筋のアンバランスがある場合、骨が傾き関節が正しい位置に収まることができず、背中が丸まってしまう猫背や内股、ガニ股といった不良姿勢となります。この姿勢で日常生活が続けば、ストレスとなり、コリや痛みの原因となります。逆に拮抗関係にある筋バランスが整えば、姿勢改善や日常生活における身体へのストレス軽減や怪我の予防にも貢献します。

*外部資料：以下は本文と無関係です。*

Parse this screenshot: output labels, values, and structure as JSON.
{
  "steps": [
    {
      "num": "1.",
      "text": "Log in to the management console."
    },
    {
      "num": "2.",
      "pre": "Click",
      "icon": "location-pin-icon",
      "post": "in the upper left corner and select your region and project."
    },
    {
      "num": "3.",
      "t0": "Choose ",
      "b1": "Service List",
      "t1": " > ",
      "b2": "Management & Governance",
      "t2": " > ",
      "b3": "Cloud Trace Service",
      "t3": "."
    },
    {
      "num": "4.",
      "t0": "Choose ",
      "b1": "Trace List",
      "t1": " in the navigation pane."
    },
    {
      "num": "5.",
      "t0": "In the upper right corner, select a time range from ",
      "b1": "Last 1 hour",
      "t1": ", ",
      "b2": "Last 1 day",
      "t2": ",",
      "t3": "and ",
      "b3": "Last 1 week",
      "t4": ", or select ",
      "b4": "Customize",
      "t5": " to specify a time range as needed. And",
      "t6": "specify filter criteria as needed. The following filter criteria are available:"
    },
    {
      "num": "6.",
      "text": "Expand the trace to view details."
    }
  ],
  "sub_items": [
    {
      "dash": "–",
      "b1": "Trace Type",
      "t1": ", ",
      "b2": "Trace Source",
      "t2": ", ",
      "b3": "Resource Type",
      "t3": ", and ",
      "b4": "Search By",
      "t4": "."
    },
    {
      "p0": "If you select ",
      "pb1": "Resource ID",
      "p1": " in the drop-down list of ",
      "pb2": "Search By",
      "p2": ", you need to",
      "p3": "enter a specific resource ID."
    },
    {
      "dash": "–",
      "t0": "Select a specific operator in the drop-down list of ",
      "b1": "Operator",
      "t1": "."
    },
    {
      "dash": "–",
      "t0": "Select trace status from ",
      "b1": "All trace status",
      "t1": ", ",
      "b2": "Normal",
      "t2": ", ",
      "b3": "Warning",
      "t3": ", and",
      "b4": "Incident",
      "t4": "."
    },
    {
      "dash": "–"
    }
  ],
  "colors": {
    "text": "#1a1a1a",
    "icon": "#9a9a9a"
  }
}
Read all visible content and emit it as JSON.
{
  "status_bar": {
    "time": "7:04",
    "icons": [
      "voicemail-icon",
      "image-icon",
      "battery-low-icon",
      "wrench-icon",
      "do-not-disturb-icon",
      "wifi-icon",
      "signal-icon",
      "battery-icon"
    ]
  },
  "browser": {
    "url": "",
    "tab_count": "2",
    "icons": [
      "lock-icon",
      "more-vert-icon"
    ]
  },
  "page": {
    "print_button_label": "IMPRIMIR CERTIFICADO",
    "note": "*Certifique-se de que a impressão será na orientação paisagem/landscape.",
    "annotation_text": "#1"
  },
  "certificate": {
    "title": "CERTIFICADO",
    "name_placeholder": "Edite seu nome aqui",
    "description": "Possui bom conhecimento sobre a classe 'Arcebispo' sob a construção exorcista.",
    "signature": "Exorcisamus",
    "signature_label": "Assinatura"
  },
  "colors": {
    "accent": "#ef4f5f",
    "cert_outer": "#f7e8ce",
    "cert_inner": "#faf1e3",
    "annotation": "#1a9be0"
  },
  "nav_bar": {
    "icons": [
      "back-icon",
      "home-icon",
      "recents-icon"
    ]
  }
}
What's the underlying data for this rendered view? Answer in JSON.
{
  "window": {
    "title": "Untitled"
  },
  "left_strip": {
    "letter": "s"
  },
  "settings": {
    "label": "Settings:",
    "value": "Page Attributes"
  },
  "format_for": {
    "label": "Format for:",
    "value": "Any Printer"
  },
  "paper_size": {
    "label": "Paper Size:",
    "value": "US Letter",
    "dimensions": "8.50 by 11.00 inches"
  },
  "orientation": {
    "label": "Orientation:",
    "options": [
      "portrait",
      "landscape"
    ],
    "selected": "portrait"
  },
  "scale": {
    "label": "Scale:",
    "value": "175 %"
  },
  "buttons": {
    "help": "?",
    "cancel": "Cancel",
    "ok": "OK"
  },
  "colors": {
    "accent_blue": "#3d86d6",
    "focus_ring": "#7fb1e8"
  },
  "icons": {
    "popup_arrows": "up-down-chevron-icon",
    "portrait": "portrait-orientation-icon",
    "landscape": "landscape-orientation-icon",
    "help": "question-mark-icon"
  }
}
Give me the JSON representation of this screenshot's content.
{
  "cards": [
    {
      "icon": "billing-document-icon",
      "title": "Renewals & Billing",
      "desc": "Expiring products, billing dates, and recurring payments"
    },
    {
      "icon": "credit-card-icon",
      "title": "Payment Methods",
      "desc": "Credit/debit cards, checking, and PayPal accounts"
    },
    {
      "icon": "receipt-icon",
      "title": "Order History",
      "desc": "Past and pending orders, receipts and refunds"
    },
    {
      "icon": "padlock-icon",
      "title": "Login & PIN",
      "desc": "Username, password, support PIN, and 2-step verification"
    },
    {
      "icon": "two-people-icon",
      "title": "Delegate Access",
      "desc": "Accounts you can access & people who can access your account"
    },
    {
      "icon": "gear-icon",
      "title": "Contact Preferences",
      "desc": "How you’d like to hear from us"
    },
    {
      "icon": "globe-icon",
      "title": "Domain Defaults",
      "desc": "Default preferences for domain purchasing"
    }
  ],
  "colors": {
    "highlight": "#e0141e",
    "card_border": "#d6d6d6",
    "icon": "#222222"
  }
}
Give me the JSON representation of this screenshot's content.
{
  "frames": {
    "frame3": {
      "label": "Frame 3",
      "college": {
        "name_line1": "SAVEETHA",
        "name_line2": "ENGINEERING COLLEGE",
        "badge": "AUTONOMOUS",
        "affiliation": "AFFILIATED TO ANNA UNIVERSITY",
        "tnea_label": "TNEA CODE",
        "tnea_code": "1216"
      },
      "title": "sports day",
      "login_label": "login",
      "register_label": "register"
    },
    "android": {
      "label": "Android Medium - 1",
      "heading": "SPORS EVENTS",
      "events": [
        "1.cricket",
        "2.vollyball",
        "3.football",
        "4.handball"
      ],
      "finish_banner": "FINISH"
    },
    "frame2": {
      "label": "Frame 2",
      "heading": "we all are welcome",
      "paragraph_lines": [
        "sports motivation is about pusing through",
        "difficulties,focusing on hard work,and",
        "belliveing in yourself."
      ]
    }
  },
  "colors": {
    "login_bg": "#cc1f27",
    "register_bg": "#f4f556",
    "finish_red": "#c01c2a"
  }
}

3つ目のストレッチの効能として「筋のポンプ作用」が挙げられます。筋には”ミルキングアクション”という反応があります。筋には血管が通っていますが、通っている血管は自分で動く(収縮する)力はないので、周りの筋に頼っています。筋が縮む、伸ばされるというポンプのような動きを繰り返す事によって血液を循環させて心臓へと戻しています。これを筋ポンプ作用、”ミルキングアクション”と呼ぶのです。もしこの筋ポンプ作用が機能しなかった場合、血液がうまく身体を循環することができず、活動が減少し、「むくみ・こり・冷え性」などといった症状につながっていきます。他にも、血液は栄養を身体の各組織に運ぶという重要な役割がありますから、これがうまくいかなければ疲れやすくなったり、身体の回復が遅れたりといった問題が起こります。ここで活動が低下していたり縮んでいる筋にストレッチをかけて動かしやすい状態にしておくと、筋ポンプ作用が活性化し、血液循環を促進させることができるのです。これによって身体に溜まっていた老廃物なども循環されて疲労も溜まりにくくなります。
美しく、しなやかに開脚するためのストレッチについて
開脚が出来る人をみて、羨ましい!って思ったことはありませんか?広範囲で開脚ができる=身体がしなやかで美しい、と連想させるほど開脚には魅力があります(バレリーナのように開脚でき過ぎるのも問題ですが)。さて、そんな開脚ですが、何をすればあんなに開くようになるのでしょうか?それは「一部位に対して長時間のストレッチを行う」ことです。伸ばしたい部位に長時間ストレッチを行い、軟部組織(筋、靭帯、腱、関節包)に持続的な力を加えることにより、可動域を広げます。研究ではターゲットの筋肉に20分のストレッチを行ったところ、可動域が5°広がったという結果が報告されています。加えてストレッチ後の2分後には元の硬さの50%に戻り、30分以上すると元の硬さに戻ったという結果もでています。このような結果から、可動域を大幅に向上させるには、できるだけ長い時間かつ頻繁にストレッチすることが有効だと思われます。ただ、例えば筋トレ前などはあまりやり過ぎると、筋の収縮を妨げるおそれがあるため、静的ストレッチはあまりしない方が良いです。
関節可動域(ROM)とは?
「関節可動域」は英語ではRange of Motion(レンジ・オブ・モーション)と表記します。「Range=範囲」で「Motion=可動」という意味です。つまり関節が動く範囲を意味します。例えば、肘を目一杯伸ばした状態から完全に曲げた状態を肘関節の関節可動域(ROM)と言います。この関節可動域は各関節に存在します。”関節可動域がアップ”=”可動する範囲が広がった”という事です。 ストレッチは関節可動域(ROM)をアップさせるのに効果的です。関節可動域を広げるには通常より比較的長い時間かけてストレッチするのが効果的なようです。可動域が広がれば、筋トレもより効果的になります。
柔軟性はどのくらい必要?
日常生活において関節可動域(ROM)をいっぱいに広げて行う動作というものはありません。そのためストレッチで必要以上に関節可動域が広がっても、あまり意味がないということになります。例えば、仰向けに寝た状態で片膝を伸ばしたまま脚を上げていって、つま先を頭の方の床へ着けるとします。いわゆる縦に行う股割りみたいなものですね。果たして日常で片足を頭の上まで上げる動作があるでしょうか?つまり、ストレッチで縦股割りのような関節可動域を手に入れたとしても、日常で使わなければ無駄な可動域といえます。必要以上に関節可動域を広げる事はあまり意味がないと言えます。逆に広がり過ぎると怪我につながることもあります。